Any chance we could see the code for this?

@lored6811 4 роки тому

Beautiful video, are you working in the industry?

@JackofSome 4 роки тому

Thank you so much for watching. I do deep learning and computer vision professionally. Teaching myself deep RL for fun and also because I think it'll be important soon.

@sabrimahmoud383 2 роки тому

the link to the code please !

@bobhanger3370 2 роки тому

Bruhh wheres the coooode? I am doing literally the same project and hoping to take < a month

@luissoares2467 Рік тому

Can you share the sorce code ?

@marlhex6280 Рік тому

I’ve never watched that game on its final form 😂😂😂

@imkukis5949 3 роки тому

Did you create the game? And you apply AI on it??

@JackofSome 3 роки тому

Yes

@sohampatil6539 3 роки тому

Why was the input to the neural network 4 frames of 84 by 84? Why 84?
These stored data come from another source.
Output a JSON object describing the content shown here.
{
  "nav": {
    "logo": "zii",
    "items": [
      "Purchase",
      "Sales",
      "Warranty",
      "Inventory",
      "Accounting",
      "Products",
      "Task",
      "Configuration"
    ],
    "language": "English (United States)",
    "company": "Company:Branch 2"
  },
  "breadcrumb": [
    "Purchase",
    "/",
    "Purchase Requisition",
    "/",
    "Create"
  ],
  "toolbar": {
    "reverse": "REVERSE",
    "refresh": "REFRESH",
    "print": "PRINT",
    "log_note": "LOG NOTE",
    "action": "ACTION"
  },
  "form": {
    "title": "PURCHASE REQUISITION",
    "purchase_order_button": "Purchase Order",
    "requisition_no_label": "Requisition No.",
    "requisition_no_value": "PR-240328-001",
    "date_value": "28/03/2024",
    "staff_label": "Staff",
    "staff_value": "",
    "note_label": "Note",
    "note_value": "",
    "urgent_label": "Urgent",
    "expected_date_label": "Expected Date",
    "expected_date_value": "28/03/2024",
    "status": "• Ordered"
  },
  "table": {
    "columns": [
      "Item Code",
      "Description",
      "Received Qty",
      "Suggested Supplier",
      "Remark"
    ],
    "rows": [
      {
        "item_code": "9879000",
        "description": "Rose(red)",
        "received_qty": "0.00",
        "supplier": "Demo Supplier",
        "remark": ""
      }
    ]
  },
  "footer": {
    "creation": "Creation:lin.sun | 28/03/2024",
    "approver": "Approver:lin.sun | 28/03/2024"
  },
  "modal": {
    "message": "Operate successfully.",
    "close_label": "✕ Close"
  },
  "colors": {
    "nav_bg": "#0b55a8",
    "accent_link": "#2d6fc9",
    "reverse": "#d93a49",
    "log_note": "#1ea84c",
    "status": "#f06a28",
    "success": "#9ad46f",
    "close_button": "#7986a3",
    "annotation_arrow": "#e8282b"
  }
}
@sohampatil6539 3 роки тому

Also, for different sizes of the snake grid, would you change the complexity of the model?

@JackofSome 3 роки тому

I wasn't changing the complexity, but I don't think that should matter. The model I was using was probably more complex than it needed to be. 84 comes from the image size used in the original Atari paper. No real reason to pick that number other than that.

@mamo987 2 роки тому

pls more v nice

@arcadesoft294 4 роки тому

If you need it to be trained on a powerful computer I think you should contact sentdex he released a video where he said he might accept projects from fans to be run on his new 30k$ PC

@JackofSome 4 роки тому

I did. Haven't heard back.

@los4776 Рік тому

HER might have helped

@v.gedace1519 3 роки тому

04:15 - Take a look here to get the details about Hamiltonian Cycle and how to solve __any(*)__ snake game perfectly - independently of the playfield size! (any -> Hamiltonian Cycles arent possible for playgrounds with odd width and odd height; see repository why.) Video: ukposts.info/have/v-deo/jXmQfWyqgY6Sq6s.html Sorry video has no sound, no animation, etc. it just shows the two parts of my solution in action. Repository: github.com/UweR70/Hamiltonian-Cylce-Snake Contains deep but easy to understand explanations.

@JackofSome 3 роки тому

I'm familiar with the hamiltonian cycle and the video I mentioned at the start also used a similar solution. This video isn't about solving snake, it's about learning how to solve snake where the input is the game image.

@v.gedace1519 3 роки тому

@@JackofSome The comment was meant as starting point for detail background info for your viewers.

@simonstrandgaard5503 4 роки тому

Nice snake you have there. Interesting to see what approaches that you are exporing. I'm working on a snake ai myself, and is experimenting with having obstacles. ukposts.info/have/v-deo/jGWpmq-qrnuEtoU.html repo here: github.com/neoneye/SwiftSnakeEngine

@JackofSome 4 роки тому

Hey that looks fantastic. I don't have a mac or iPhone unfortunately otherwise I would have tried it out. What method are you using for the autonomous behavior?